Subprime Auto Debt Is Booming Even as Defaults SoarBy
Risk premiums shrink on auto loan bonds as loss rates rise
Eisman of ‘Big Short’ fame and Morgan Stanley flagged concern
A boom in sales, a pickup in defaults, and risk premiums keep on dropping.
It’s all happening in the market for subprime auto bonds, where loans to American consumers with some of the patchiest credit histories are packaged into securities to be sold to big investors. A decade after risky mortgage lending toppled the U.S. financial system, the securities have rarely been so popular. But the collateral behind the bonds is getting less safe: car-owners are increasingly falling behind on bigger loans with longer repayment terms made against depreciating assets.
“As used-car values drop a bit and delinquencies and roll rates begin to increase, the subprime sector will show significant underperformance and lack of decent liquidity,” said Don McConnell, senior portfolio manager at Bank of Montreal’s BMO Global Asset Management in Chicago, who helps manage $15 billion of taxable bonds. He’s reinvesting cash from maturing notes elsewhere.
Wall Street has rushed to sate investors’ hunger for subprime auto asset-backed securities with $3 billion worth of fresh supply so far in 2018, according to JPMorgan Chase & Co. data -- almost double the $1.8 billion worth sold in the same period a year earlier. That’s despite warnings from Steve Eisman, featured in Michael Lewis’s book “The Big Short,” and Morgan Stanley in the past year.
As demand grows, a combined gauge of both prime and subprime auto bonds shows spreads have dropped to the lowest 4th percentile of their seven-year ranges, according to Goldman Sachs Group Inc. research. Annual loss rates on subprime loans, meanwhile, have climbed to 8 percent from 5 percent in 2013, according to Goldman.
Even though borrowing costs haven’t fallen as much as on plain vanilla company debt -- where spreads are in the 0th percentile of trading ranges -- they underscore confidence that defaulting consumers won’t trouble bondholders. That sentiment helped Santander Consumer USA Holdings Inc. reduce the cost of selling BBB notes by 50 basis points on a deal priced in January compared with a previous issue in September.
“Much of the ABS complex is at multi-year tights, so investors naturally begin to look anywhere they can for a few extra basis points,” McConnell said.

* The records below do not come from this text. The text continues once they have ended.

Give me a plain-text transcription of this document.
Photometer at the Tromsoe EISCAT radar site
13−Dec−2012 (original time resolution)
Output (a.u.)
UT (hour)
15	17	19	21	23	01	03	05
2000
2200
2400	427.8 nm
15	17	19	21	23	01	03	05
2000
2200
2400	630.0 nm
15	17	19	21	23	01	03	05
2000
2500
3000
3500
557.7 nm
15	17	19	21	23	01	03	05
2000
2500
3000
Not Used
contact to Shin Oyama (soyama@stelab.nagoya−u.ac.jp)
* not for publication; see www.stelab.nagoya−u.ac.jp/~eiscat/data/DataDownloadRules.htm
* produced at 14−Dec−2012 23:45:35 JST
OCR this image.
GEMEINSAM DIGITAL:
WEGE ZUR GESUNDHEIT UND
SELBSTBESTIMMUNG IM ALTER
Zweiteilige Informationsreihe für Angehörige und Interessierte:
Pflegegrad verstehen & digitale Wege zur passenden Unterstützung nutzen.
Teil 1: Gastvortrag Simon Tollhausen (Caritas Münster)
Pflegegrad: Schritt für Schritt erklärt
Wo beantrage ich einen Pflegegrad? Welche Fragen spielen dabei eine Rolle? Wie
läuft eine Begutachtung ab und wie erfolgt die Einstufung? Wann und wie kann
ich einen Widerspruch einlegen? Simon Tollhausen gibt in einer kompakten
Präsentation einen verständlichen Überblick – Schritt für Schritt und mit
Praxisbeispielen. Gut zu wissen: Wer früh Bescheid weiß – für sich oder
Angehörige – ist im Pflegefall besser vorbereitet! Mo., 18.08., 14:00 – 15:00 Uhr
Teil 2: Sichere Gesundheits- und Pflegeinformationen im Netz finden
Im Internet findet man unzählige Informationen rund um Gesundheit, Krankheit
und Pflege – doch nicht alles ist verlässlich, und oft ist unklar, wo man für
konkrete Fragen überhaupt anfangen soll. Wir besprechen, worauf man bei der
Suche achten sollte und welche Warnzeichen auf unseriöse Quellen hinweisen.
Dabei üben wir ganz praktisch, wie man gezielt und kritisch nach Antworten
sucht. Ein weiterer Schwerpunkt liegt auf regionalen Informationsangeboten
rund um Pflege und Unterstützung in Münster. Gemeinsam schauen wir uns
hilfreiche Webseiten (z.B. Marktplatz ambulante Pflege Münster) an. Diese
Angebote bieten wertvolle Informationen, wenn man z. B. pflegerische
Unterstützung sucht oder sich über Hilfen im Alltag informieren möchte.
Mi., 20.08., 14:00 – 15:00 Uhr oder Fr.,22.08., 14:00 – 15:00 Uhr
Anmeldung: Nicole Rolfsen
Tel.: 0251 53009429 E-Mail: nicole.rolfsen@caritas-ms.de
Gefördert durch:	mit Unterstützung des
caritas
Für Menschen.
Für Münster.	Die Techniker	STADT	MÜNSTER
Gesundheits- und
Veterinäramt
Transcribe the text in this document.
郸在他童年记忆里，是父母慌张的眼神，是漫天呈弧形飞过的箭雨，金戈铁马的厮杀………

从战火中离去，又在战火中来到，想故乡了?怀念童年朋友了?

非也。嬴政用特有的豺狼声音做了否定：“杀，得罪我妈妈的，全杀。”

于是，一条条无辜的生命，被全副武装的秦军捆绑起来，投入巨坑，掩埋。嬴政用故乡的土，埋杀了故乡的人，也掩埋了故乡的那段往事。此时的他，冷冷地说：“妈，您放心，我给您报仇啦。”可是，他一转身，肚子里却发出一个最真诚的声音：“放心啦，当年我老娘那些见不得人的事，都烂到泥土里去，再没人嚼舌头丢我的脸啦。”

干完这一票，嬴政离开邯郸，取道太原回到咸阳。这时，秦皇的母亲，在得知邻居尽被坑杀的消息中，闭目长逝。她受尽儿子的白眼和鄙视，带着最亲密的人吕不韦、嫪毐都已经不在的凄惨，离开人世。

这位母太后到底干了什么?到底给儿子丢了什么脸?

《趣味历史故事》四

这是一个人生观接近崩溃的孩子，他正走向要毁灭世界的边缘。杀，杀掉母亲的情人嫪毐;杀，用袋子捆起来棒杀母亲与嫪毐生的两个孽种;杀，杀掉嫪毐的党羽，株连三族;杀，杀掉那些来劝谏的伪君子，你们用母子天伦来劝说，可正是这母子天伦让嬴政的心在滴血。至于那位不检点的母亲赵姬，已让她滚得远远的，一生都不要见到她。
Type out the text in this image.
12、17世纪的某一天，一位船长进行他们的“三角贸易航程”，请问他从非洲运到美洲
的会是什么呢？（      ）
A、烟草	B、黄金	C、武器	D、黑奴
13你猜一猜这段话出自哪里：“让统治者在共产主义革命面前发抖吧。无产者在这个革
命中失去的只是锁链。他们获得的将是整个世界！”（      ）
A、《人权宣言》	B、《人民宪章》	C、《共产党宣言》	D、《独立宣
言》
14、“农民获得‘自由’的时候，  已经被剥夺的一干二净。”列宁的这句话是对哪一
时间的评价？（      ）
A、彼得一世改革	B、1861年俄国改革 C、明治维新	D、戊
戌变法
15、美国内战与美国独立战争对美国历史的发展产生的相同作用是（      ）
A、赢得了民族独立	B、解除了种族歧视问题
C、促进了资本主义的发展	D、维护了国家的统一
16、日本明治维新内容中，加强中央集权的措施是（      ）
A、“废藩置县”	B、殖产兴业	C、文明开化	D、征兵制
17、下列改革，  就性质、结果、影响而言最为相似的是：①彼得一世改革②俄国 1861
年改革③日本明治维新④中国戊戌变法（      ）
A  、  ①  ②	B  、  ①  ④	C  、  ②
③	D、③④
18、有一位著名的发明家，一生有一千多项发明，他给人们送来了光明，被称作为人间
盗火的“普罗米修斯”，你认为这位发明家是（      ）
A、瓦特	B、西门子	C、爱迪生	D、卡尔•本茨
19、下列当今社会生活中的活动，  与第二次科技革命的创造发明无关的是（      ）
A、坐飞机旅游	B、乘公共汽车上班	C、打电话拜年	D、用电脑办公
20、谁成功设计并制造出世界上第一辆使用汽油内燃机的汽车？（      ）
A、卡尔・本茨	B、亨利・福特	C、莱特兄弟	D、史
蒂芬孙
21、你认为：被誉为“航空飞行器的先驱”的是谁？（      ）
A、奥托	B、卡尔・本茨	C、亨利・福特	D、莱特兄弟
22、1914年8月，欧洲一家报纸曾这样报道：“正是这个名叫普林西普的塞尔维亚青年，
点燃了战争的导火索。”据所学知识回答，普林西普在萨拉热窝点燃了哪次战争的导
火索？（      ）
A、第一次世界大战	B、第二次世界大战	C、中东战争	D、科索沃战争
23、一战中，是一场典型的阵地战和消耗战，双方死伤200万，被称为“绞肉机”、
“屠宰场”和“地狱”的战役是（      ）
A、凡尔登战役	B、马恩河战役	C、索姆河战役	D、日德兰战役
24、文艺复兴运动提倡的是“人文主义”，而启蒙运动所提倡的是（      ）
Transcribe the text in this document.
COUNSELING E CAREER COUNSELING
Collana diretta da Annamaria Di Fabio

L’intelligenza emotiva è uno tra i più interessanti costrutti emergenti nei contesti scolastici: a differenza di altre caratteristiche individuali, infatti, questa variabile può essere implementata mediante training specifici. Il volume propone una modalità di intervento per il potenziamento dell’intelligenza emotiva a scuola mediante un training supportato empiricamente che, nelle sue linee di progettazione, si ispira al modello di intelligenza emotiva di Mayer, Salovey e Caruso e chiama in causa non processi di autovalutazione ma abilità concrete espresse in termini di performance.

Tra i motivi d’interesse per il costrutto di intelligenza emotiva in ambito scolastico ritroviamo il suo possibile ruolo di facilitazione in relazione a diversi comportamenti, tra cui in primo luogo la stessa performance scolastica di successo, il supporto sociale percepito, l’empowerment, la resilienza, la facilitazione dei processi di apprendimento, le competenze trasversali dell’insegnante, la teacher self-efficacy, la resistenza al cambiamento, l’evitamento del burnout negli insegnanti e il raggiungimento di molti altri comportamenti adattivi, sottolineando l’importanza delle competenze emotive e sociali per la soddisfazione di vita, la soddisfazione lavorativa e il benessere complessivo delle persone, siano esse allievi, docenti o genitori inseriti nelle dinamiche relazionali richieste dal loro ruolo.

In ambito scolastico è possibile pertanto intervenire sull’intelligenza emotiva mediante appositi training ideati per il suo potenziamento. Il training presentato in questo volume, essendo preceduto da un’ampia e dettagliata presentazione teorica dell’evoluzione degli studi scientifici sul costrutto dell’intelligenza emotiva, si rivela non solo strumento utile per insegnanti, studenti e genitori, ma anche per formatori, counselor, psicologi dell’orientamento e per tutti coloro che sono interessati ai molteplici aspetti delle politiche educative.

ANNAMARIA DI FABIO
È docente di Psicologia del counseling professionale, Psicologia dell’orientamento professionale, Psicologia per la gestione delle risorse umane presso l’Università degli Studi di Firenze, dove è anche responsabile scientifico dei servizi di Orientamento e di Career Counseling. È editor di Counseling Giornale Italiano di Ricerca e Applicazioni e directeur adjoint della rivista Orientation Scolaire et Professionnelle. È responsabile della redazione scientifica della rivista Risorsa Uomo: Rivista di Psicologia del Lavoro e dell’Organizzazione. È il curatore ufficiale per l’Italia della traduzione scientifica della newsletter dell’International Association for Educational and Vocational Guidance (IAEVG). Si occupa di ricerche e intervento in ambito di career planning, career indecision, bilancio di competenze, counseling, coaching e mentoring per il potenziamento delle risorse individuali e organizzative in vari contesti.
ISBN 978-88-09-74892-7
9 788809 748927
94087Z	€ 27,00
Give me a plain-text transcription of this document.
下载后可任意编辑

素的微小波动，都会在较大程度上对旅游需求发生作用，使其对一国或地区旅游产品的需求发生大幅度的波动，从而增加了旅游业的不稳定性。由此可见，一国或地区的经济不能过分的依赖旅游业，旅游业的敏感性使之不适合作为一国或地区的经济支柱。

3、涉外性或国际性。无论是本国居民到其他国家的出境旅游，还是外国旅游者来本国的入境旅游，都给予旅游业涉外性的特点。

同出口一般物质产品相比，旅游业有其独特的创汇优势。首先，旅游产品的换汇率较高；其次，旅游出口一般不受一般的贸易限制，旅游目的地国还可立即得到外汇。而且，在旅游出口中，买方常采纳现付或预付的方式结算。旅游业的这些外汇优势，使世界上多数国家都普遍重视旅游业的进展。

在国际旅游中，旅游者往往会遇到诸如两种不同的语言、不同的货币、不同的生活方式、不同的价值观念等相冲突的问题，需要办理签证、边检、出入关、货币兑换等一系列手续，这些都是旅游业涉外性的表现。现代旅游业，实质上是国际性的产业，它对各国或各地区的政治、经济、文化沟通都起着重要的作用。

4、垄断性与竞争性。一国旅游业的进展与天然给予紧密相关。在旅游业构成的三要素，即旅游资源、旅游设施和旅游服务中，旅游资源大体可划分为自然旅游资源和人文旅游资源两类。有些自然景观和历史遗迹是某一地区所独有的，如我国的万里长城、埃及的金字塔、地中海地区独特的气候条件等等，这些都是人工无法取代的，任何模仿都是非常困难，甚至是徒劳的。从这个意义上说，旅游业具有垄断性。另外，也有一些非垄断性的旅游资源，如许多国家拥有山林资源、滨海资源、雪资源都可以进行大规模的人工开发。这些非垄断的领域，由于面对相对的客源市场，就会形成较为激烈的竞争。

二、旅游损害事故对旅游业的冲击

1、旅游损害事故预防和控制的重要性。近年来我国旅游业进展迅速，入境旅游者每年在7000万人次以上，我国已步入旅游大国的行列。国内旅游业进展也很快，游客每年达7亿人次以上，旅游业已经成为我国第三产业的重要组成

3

One concession to the buyside is heftier cushions against soured loans, winning fans who think so-called credit enhancement will be enough to offset losses. Lax loan-underwriting standards between 2010 and 2016 are to blame for the current wave of defaults, according to Goldman Sachs strategists, and the latest bonds have bigger shock absorbers.
But credit enhancement may offer little solace if lenders become so stressed they lose access to the bond market.
“We don’t know how those losses will play out on a cumulative basis,” said Peter Kaplan, a senior portfolio manager at Merganser Capital Management, who added that he avoids deals backed by riskier lenders. “At the end of the day if the servicer is unable to perform their duties that’s not good news for you as a bondholder. It’s not necessarily about the credit enhancement. It’s more about the sponsor risk.”
‘Priced to Perfection’
To be sure, even a wave of defaults by subprime borrowers on their auto loans is unlikely to cause global financial markets to seize up like those on home loans a decade ago. Last year, $25 billion of bonds pooling subprime auto loans were issued, about the same as the previous year. That compares to the $1.2 trillion of bonds backed by home loans sold in 2005 and 2006, during the prelude to the credit crisis. About $400 billion of that was subprime for each year.
Other features including the terms of the loans -- they are fixed-rate and typically come due within three years -- limit the risk they pose to the wider economy, according to Tracy Chen, head of structured credit at Brandywine Global Investment Management in Philadelphia.
“The risks or damages are of different magnitude, both to the bondholder and to the economy in general,” said Chen, who doesn’t hold the debt because the spreads are insufficient to compensate for collateral risks.
Still, investors shouldn’t expect to reap returns on a par with last year. Goldman Sachs strategists said spreads will “move sideways in 2018.” Given the industry’s “challenges and the pickup in running loss rates,” Goldman is “cautiously neutral on better quality” bonds.
“This sector seems to be priced to perfection at the moment and offers very little value,” said McConnell at BMO. “We are limiting our exposure.”